Round and Round We Go
Prior to 2008, I viewed many appraisals with a bit a disbelief. The economy was growing at 3-4% but real estate prices in NJ were going up by 20%. Something had to give and it sure did.
When I started doing foreclosure defense work, I was shocked to see the mortgages that were being given out based on highly questionable income. How could a guy that worked as a manager at Home Depot get a $500,000 mortgage? Moreover, who, in their right mind, could believe that that person was making $10,000 per month? Welcome to the world of stated income loans.
Any sane person would conclude that the manager at Home Depot was not making $120,000 per year. One would think that an underwriter would come to that same conclusion. How, then, could the employer of that underwriter lend a half million dollars to that manager. If not based on income, it had to be based on the value of the collateral. Enter the appraiser.
More than a few appraisers were fudging their appraisals. The problem that I found was that it was difficult to get an expert to testify that another appraiser was playing games. A tight little group. At any rate, I was not able to go after any appraiser in my 5 years of foreclosure defense litigation.
That brings us up to an article in today’s WSJ about inflated appraisals. Banks are auditing loan applications, or so they say, and are seeing more and more questionable appraisals. As prices have leveled, appraisers are claiming that loan officers and real estate brokers are putting the heat on them to come up with values to justify the loans. Isn’t that fraud??? or predatory lending?? or both. The OCC and Freddie Mac are investigating.

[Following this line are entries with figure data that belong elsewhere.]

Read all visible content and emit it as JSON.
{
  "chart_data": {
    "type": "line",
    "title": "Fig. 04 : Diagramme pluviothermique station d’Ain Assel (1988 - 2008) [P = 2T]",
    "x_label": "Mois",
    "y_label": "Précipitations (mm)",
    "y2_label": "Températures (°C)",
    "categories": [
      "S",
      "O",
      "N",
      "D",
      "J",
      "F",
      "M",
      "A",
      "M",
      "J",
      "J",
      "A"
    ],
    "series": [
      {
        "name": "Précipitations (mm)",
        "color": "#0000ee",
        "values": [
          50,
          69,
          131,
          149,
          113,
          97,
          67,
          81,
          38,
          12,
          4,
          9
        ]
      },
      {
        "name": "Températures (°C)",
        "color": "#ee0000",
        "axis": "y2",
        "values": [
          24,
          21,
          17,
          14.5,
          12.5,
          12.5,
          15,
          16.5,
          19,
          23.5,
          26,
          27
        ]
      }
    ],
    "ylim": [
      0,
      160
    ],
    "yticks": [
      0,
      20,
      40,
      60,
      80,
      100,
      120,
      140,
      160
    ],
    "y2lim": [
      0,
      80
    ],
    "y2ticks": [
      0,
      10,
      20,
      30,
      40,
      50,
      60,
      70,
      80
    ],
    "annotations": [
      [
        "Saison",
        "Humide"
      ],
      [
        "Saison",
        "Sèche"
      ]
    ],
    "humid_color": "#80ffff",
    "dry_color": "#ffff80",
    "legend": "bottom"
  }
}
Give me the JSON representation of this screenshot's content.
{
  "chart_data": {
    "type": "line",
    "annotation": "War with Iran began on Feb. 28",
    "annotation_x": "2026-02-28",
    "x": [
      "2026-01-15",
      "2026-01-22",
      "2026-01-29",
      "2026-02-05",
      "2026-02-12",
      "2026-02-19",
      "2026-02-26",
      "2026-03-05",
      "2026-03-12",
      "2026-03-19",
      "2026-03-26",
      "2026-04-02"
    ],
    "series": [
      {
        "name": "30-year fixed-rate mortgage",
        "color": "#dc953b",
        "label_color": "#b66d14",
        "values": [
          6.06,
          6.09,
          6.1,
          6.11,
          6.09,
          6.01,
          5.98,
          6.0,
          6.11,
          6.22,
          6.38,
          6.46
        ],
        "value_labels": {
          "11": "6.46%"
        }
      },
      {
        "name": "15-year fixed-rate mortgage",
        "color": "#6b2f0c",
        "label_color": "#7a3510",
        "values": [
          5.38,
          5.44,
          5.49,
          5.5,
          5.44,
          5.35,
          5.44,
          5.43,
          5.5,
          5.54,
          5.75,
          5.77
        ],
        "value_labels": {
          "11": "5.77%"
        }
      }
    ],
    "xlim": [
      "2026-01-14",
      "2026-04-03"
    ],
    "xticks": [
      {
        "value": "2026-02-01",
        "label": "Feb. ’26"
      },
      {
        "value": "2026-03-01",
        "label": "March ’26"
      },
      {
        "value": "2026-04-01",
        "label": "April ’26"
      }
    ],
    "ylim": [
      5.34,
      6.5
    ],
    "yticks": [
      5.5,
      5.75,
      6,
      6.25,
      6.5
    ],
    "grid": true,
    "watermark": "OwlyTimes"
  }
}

The article goes on to say that surveys of real estate agents show that 31% lost deals because of low appraisals in March, 2012; 29% lost deals in March, 2013, but only 24% lost deals in March, 2014. Those numbers indicate that more and more appraisers are playing ball, but at the same time complaining that the real estate agents and bank officers are squeezing them
Finally, the article says that banks are turning to AMC’s (appraisal management companies) to assign appraisal work. This gets the loan officer (a source of pressure on the appraiser) out of the loop. However, appraisers now are complaining that the AMC’s are twisting their arms to come up with more favorable appraisals.
It’s funny. The appraiser blame loans officers, real estate agents and AMC for their own illegal activity. Sort of reminds me of my sons when they were little. Whenever I caught them doing something wrong, it was always someone else’s fault. More importantly, the question is what did the banking industry and their agents and the government learn from the 2008 meltdown. Looks like not much.